[PATCH] D36432: [IPSCCP] Add function specialization ability

Daniel Berlin via Phabricator via llvm-commits llvm-commits at lists.llvm.org
Wed Aug 9 13:07:28 PDT 2017


dberlin added a comment.

In https://reviews.llvm.org/D36432#836883, @mssimpso wrote:

> In https://reviews.llvm.org/D36432#835343, @davide wrote:
>
> > Very neat work, thanks, this was in my todolist for a while :)
> >  Some meta comments, I'll try to find some time to review this more carefully this week.
>
>
> Thanks for taking a look!
>
> > I wonder if we're at a point where it makes sense to split the lattice solver from the transforms, as with your partial specialization code SCCP is growing a lot :)
> >  This would have also a bunch of other advantages, e.g. we could more easily try to plug arbitrary lattices (for example for variables/ranges/bits).
> >  IIRC Chris Lattner started a propagation enging a while ago, it should still be in tree, but unused.  What are your thoughts?
>
> Yes, I think I see what you're talking about. Analysis/SparsePropagation.h? I haven't looked at this closely yet, but I can see some advantages to using it. Any idea why SCCP hasn't already been switched over to use it?
>
> > 


Same as anything else - lack of time for someone ;)

We moved GCC' s SCCP to a generic sparse propagation engine.
As for performance - i'm with Davide.
Cloning as the end transformation is nice, but it also tends to be a harder cost model to get right.

GCC was unable to get this right in practice.  Most benefit from from IPSCCP is producing range info for each context.

> Am I right in thinking the comment about jump functions is about our IPSCCP infrastructure in general, rather than specialization specifically? If I understand correctly, jump functions (like in Callahan et al.) are a trade-off between the precision of the analysis and the time/space needed to solve it. They summarize functions and then propagate the summaries through call sites. I think our current IPSCCP implementation should (at least in theory) be more precise than this. For example, if we find out via constant propagation that a call is not executed, this could enable more propagation/specialization, etc. But again, this is a trade-off since we may have to revisit a large portion of the module. I would definitely appreciate your thoughts.

Almost right.  Our modeling should be more precise than *most* jump functions. But not all, i believe. I think what we are doing is equivalent to passthrough in reality[1] .  Essentially, we have extended the constant prop lattice, for call functions, to to do passthrough of arguments and whatever their value is, and not just constants.
But you can imagine a more powerful jump function.  For example, the polynomial one.  It can be viewed as "extending the constant prop lattice for formal parameters to be polynomial functions", not just constants.

So even if foo(a) and foo(b) is foo(2) and foo(4), maybe in reality it could be expressed as foo(argument * 2) or something.  We would not get this. The polynomial jump function would.

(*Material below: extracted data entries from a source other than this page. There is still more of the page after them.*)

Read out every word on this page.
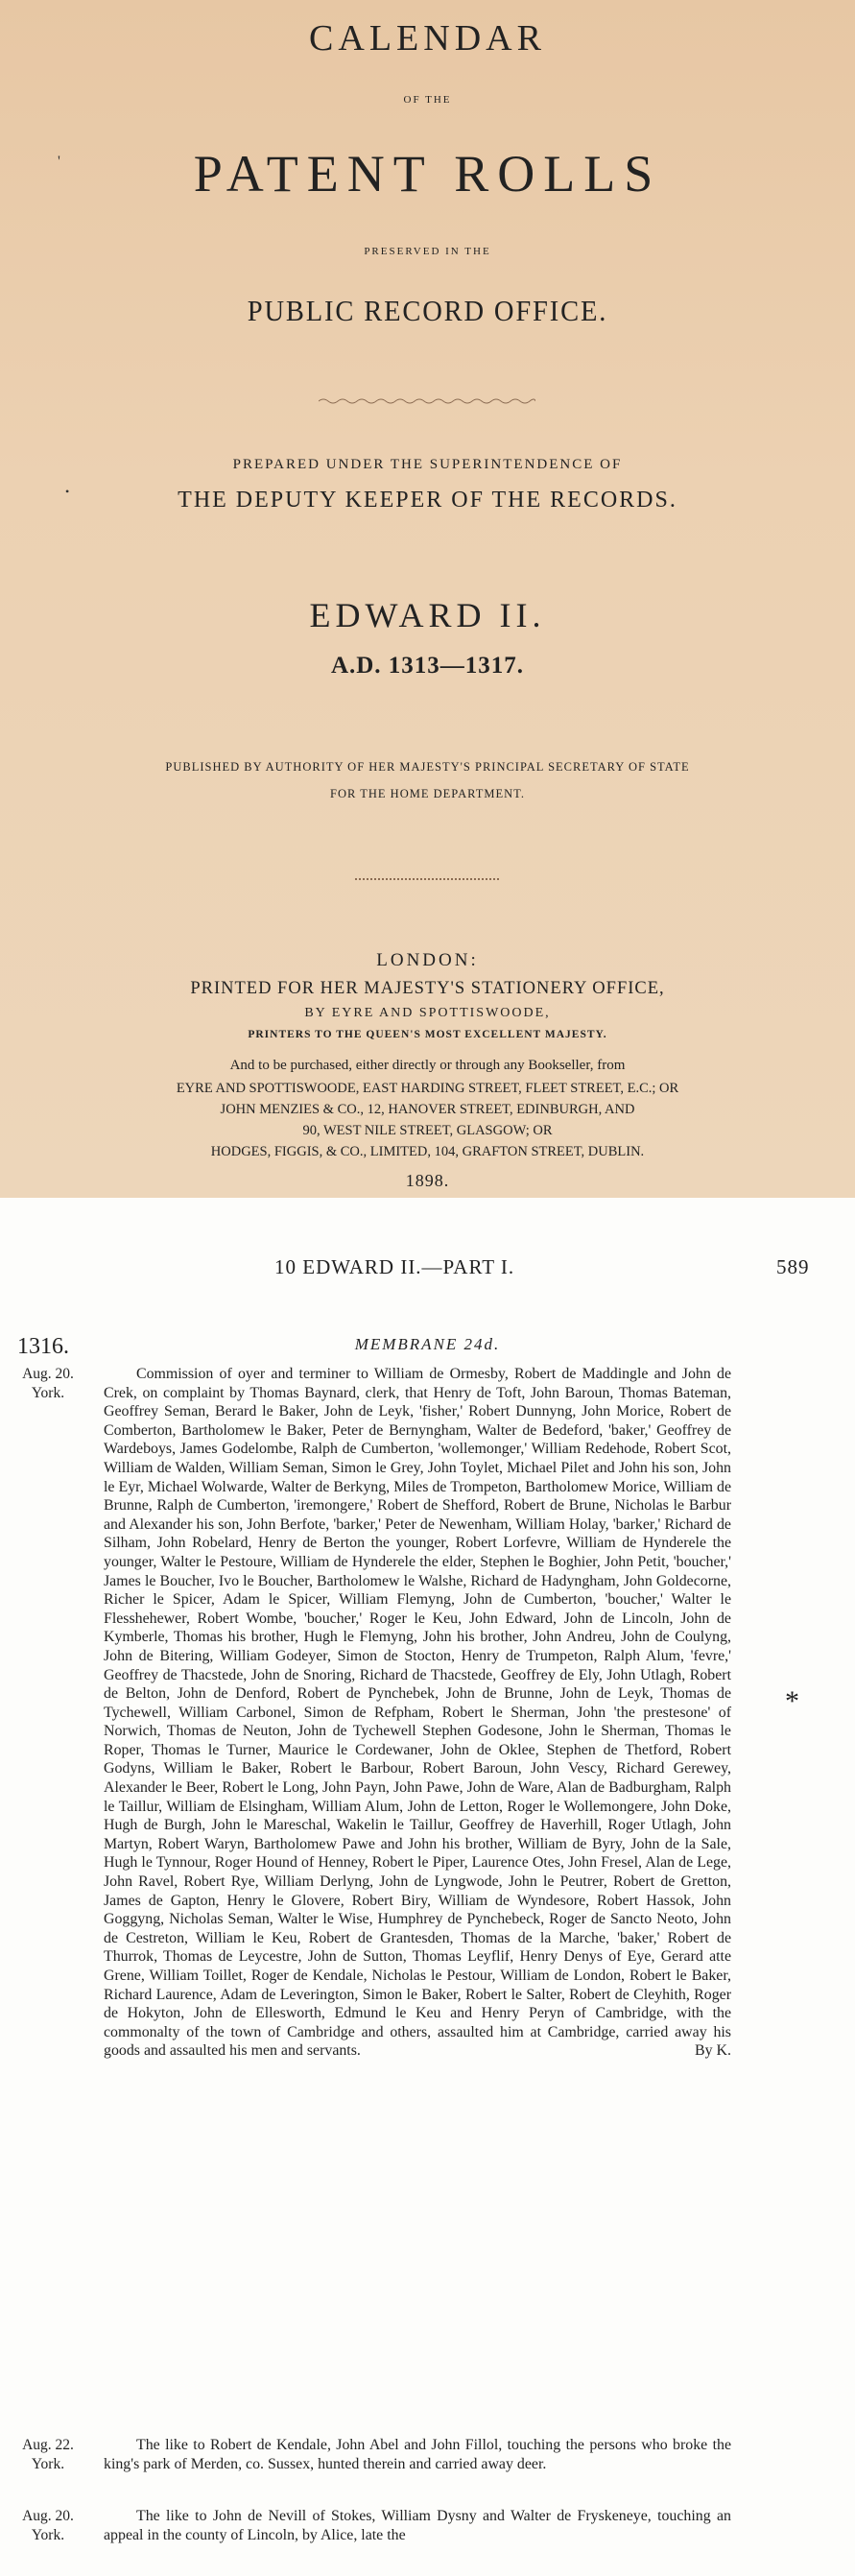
CALENDAR
OF THE
'	PATENT ROLLS
PRESERVED IN THE
PUBLIC RECORD OFFICE.
PREPARED UNDER THE SUPERINTENDENCE OF
•	THE DEPUTY KEEPER OF THE RECORDS.
EDWARD II.
A.D. 1313—1317.
PUBLISHED BY AUTHORITY OF HER MAJESTY'S PRINCIPAL SECRETARY OF STATE
FOR THE HOME DEPARTMENT.
LONDON:
PRINTED FOR HER MAJESTY'S STATIONERY OFFICE,
BY EYRE AND SPOTTISWOODE,
PRINTERS TO THE QUEEN'S MOST EXCELLENT MAJESTY.
And to be purchased, either directly or through any Bookseller, from
EYRE AND SPOTTISWOODE, EAST HARDING STREET, FLEET STREET, E.C.; OR
JOHN MENZIES & CO., 12, HANOVER STREET, EDINBURGH, AND
90, WEST NILE STREET, GLASGOW; OR
HODGES, FIGGIS, & CO., LIMITED, 104, GRAFTON STREET, DUBLIN.
1898.
10 EDWARD II.—PART I.	589
1316.	MEMBRANE 24d.
*
Aug. 20.
York.
Commission of oyer and terminer to William de Ormesby, Robert de Maddingle and John de Crek, on complaint by Thomas Baynard, clerk, that Henry de Toft, John Baroun, Thomas Bateman, Geoffrey Seman, Berard le Baker, John de Leyk, 'fisher,' Robert Dunnyng, John Morice, Robert de Comberton, Bartholomew le Baker, Peter de Bernyngham, Walter de Bedeford, 'baker,' Geoffrey de Wardeboys, James Godelombe, Ralph de Cumberton, 'wollemonger,' William Redehode, Robert Scot, William de Walden, William Seman, Simon le Grey, John Toylet, Michael Pilet and John his son, John le Eyr, Michael Wolwarde, Walter de Berkyng, Miles de Trompeton, Bartholomew Morice, William de Brunne, Ralph de Cumberton, 'iremongere,' Robert de Shefford, Robert de Brune, Nicholas le Barbur and Alexander his son, John Berfote, 'barker,' Peter de Newenham, William Holay, 'barker,' Richard de Silham, John Robelard, Henry de Berton the younger, Robert Lorfevre, William de Hynderele the younger, Walter le Pestoure, William de Hynderele the elder, Stephen le Boghier, John Petit, 'boucher,' James le Boucher, Ivo le Boucher, Bartholomew le Walshe, Richard de Hadyngham, John Goldecorne, Richer le Spicer, Adam le Spicer, William Flemyng, John de Cumberton, 'boucher,' Walter le Flesshehewer, Robert Wombe, 'boucher,' Roger le Keu, John Edward, John de Lincoln, John de Kymberle, Thomas his brother, Hugh le Flemyng, John his brother, John Andreu, John de Coulyng, John de Bitering, William Godeyer, Simon de Stocton, Henry de Trumpeton, Ralph Alum, 'fevre,' Geoffrey de Thacstede, John de Snoring, Richard de Thacstede, Geoffrey de Ely, John Utlagh, Robert de Belton, John de Denford, Robert de Pynchebek, John de Brunne, John de Leyk, Thomas de Tychewell, William Carbonel, Simon de Refpham, Robert le Sherman, John 'the prestesone' of Norwich, Thomas de Neuton, John de Tychewell Stephen Godesone, John le Sherman, Thomas le Roper, Thomas le Turner, Maurice le Cordewaner, John de Oklee, Stephen de Thetford, Robert Godyns, William le Baker, Robert le Barbour, Robert Baroun, John Vescy, Richard Gerewey, Alexander le Beer, Robert le Long, John Payn, John Pawe, John de Ware, Alan de Badburgham, Ralph le Taillur, William de Elsingham, William Alum, John de Letton, Roger le Wollemongere, John Doke, Hugh de Burgh, John le Mareschal, Wakelin le Taillur, Geoffrey de Haverhill, Roger Utlagh, John Martyn, Robert Waryn, Bartholomew Pawe and John his brother, William de Byry, John de la Sale, Hugh le Tynnour, Roger Hound of Henney, Robert le Piper, Laurence Otes, John Fresel, Alan de Lege, John Ravel, Robert Rye, William Derlyng, John de Lyngwode, John le Peutrer, Robert de Gretton, James de Gapton, Henry le Glovere, Robert Biry, William de Wyndesore, Robert Hassok, John Goggyng, Nicholas Seman, Walter le Wise, Humphrey de Pynchebeck, Roger de Sancto Neoto, John de Cestreton, William le Keu, Robert de Grantesden, Thomas de la Marche, 'baker,' Robert de Thurrok, Thomas de Leycestre, John de Sutton, Thomas Leyflif, Henry Denys of Eye, Gerard atte Grene, William Toillet, Roger de Kendale, Nicholas le Pestour, William de London, Robert le Baker, Richard Laurence, Adam de Leverington, Simon le Baker, Robert le Salter, Robert de Cleyhith, Roger de Hokyton, John de Ellesworth, Edmund le Keu and Henry Peryn of Cambridge, with the commonalty of the town of Cambridge and others, assaulted him at Cambridge, carried away his goods and assaulted his men and servants.	By K.
Aug. 22.
York.
The like to Robert de Kendale, John Abel and John Fillol, touching the persons who broke the king's park of Merden, co. Sussex, hunted therein and carried away deer.
Aug. 20.
York.
The like to John de Nevill of Stokes, William Dysny and Walter de Fryskeneye, touching an appeal in the county of Lincoln, by Alice, late the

So, you are right that as implemented by most(all?) compilers,  they use passthrough, and we use passthrough, so we're the same.

[1] I believe what we do can be proven equivalent to passthrough, because we merge the state of incoming arguments from the call sites parameters, without changing the lattice value.  If all arguments just pass through, we will pass through the state.  IE   Without us doing anything else, given a call chain of arguments of foo(a) ->bar(a)->bob(a), a will remain underdefined in our algorithm.

Note: Wegmans SCCP paper covers a variant of IPSCCP.
https://www.cs.utexas.edu/users/lin/cs380c/wegman.pdf
They just link all the SSA procedures together, and run IPSCCP on it. What we do should be identical in practice, i believe.

It should be linear in the total size of the program (or we screwed up :P)
It also talks about integrating it with inlining.